Wie wir hier rumreden, um nicht an die unangenehmen Themen zu kommen. Nein, wirklich schön hier. Ja, in der Stadt auch. Das sehe ich sofort, dass sie höchstens zehn Jahre dabei ist. Was schon viel ist natürlich. Du könntest erzählen, wie du in Essen das erste Mal in einem größeren Laufhaus warst. Aber sie wollen Kaffee trinken und die Welt vergessen. Ein Nachmittag im Spätsommer, Frühherbst. Das Laub ist golden und bunt. Und die Sonne steht früh schon tief am klaren Himmel. Wenig Wolken. Die Menschen wimmeln durch die Straßen. Langsam. Nicht wie im Rausch des Hochsommers oder später zur Weihnachtszeit. Ja, ist schon bald wieder Weihnachten. Ich könnte schwören, dass sie Kinder hat. Ein Kind bestimmt. Du hältst deine Tasse, den Arm angewinkelt und siehst sehr seriös aus. Wanderratten, denkst du, du bist immer eine Wanderratte gewesen. Saarbrücken, Essen. Nein, Essen — Saarbrücken — München — Hannover — Köln — Düsseldorf.

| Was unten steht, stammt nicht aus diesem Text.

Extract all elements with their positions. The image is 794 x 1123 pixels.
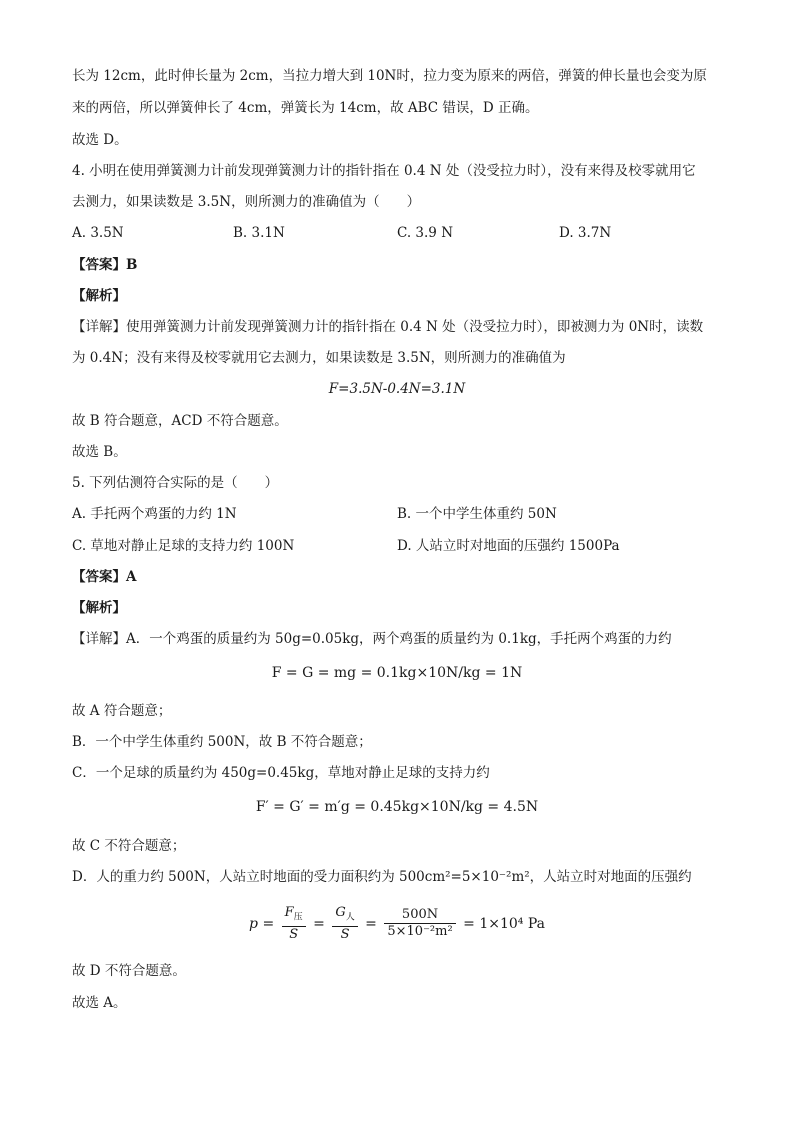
frac-numerator: G bbox=[335, 905, 346, 920]
fraction-f-over-s bbox=[282, 905, 306, 943]
detail-5-a: 【详解】A．一个鸡蛋的质量约为 50g=0.05kg，两个鸡蛋的质量约为 0.1kg，手托两个鸡蛋的力约 bbox=[72, 631, 672, 647]
conclusion-4: 故选 B。 bbox=[72, 444, 127, 460]
eq-equals: = bbox=[365, 915, 377, 932]
conclusion-5-d: 故 D 不符合题意。 bbox=[72, 963, 186, 979]
detail-5-b: B．一个中学生体重约 500N，故 B 不符合题意； bbox=[72, 734, 372, 750]
fraction-g-over-s bbox=[332, 905, 357, 943]
analysis-5-heading: 【解析】 bbox=[72, 600, 126, 616]
equation-5-a: F = G = mg = 0.1kg×10N/kg = 1N bbox=[271, 665, 523, 681]
question-4-stem: 4. 小明在使用弹簧测力计前发现弹簧测力计的指针指在 0.4 N 处（没受拉力时），没有来得及校零就用它 bbox=[72, 163, 696, 179]
frac-numerator: 500N bbox=[384, 907, 455, 924]
frac-denominator: S bbox=[340, 926, 350, 942]
equation-5-d bbox=[0, 905, 794, 943]
conclusion-5-a: 故 A 符合题意； bbox=[72, 703, 172, 719]
detail-4: 为 0.4N；没有来得及校零就用它去测力，如果读数是 3.5N，则所测力的准确值为 bbox=[72, 350, 566, 366]
equation-4: F=3.5N-0.4N=3.1N bbox=[328, 381, 466, 397]
eq-equals: = bbox=[313, 915, 325, 932]
option-4-c: C. 3.9 N bbox=[397, 225, 454, 241]
option-4-b: B. 3.1N bbox=[233, 225, 285, 241]
text-line: 故选 D。 bbox=[72, 132, 128, 148]
answer-4: 【答案】B bbox=[72, 257, 138, 273]
frac-numerator-subscript: 人 bbox=[345, 912, 355, 923]
fraction-value bbox=[384, 907, 455, 940]
option-5-a: A. 手托两个鸡蛋的力约 1N bbox=[72, 506, 237, 522]
frac-denominator: S bbox=[289, 926, 299, 942]
eq-result: = 1×10⁴ Pa bbox=[463, 915, 545, 932]
final-answer-5: 故选 A。 bbox=[72, 995, 127, 1011]
eq-symbol-p: p bbox=[249, 915, 258, 932]
detail-4: 【详解】使用弹簧测力计前发现弹簧测力计的指针指在 0.4 N 处（没受拉力时），即被测力为 0N时，读数 bbox=[72, 319, 704, 335]
option-4-a: A. 3.5N bbox=[72, 225, 124, 241]
option-5-b: B. 一个中学生体重约 50N bbox=[397, 506, 557, 522]
equation-5-c: F′ = G′ = m′g = 0.45kg×10N/kg = 4.5N bbox=[255, 799, 539, 815]
frac-numerator: F bbox=[284, 905, 294, 920]
detail-5-c: C．一个足球的质量约为 450g=0.45kg，草地对静止足球的支持力约 bbox=[72, 765, 490, 781]
conclusion-4: 故 B 符合题意，ACD 不符合题意。 bbox=[72, 413, 288, 429]
frac-numerator-subscript: 压 bbox=[293, 912, 303, 923]
option-4-d: D. 3.7N bbox=[559, 225, 612, 241]
question-4-stem: 去测力，如果读数是 3.5N，则所测力的准确值为（ ） bbox=[72, 194, 421, 210]
conclusion-5-c: 故 C 不符合题意； bbox=[72, 838, 186, 854]
question-5-stem: 5. 下列估测符合实际的是（ ） bbox=[72, 475, 279, 491]
text-line: 来的两倍，所以弹簧伸长了 4cm，弹簧长为 14cm，故 ABC 错误，D 正确。 bbox=[72, 100, 539, 116]
frac-denominator: 5×10⁻²m² bbox=[387, 924, 453, 940]
detail-5-d: D．人的重力约 500N，人站立时地面的受力面积约为 500cm²=5×10⁻²m²，人站立时对地面的压强约 bbox=[72, 869, 692, 885]
eq-equals: = bbox=[262, 915, 275, 932]
analysis-4-heading: 【解析】 bbox=[72, 288, 126, 304]
text-line: 长为 12cm，此时伸长量为 2cm，当拉力增大到 10N时，拉力变为原来的两倍，弹簧的伸长量也会变为原 bbox=[72, 68, 707, 84]
option-5-c: C. 草地对静止足球的支持力约 100N bbox=[72, 538, 295, 554]
option-5-d: D. 人站立时对地面的压强约 1500Pa bbox=[397, 538, 620, 554]
answer-5: 【答案】A bbox=[72, 569, 137, 585]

Ob du mal in Wien gewesen bist, will sie wissen.
Warum Wien?
Ach nur so. Weil doch …, der Weg ist doch kürzer von …
In Wien warst du schonmal. Natürlich. Und der Weg ist überhaupt nicht kürzer. Im Gegenteil. Ein Urlaub vor vielen Jahren. Zweiundzwanzig warst du da. Das ist nun fast dreißig Jahre her. Allein bist du gefahren, weil du es wolltest. Keiner hat dich jemals sitzenlassen. Weil du keinem die Chance dazu gegeben hast. Wanderratten, das ist nicht von dir. Das hat dir vor Jahren einmal eine alte Frau gesagt. So alt war die noch gar nicht. Sah aber alt aus. Auf der Toilette stehst du vorm Spiegel und siehst wieder, dass du noch nicht so alt aussiehst, wie du eigentlich aussehen müsstest. Weil du die Dinge an dir abprallen lässt. Dir fällt auf, dass deine Erinnerungen oft mit» vor vielen Jahren «losgehen. Wenn du sie aufschreiben würdest. Woran du schon oft gedacht hast. Ja, auch schon vor vielen Jahren. Die Geräusche des Cafés hinter dir, weil die Toilettentür sich öffnet. Ach du. Nein, eine andere Frau. Kurzer Blick, kurzes Lächeln. Die Frisur sitzt.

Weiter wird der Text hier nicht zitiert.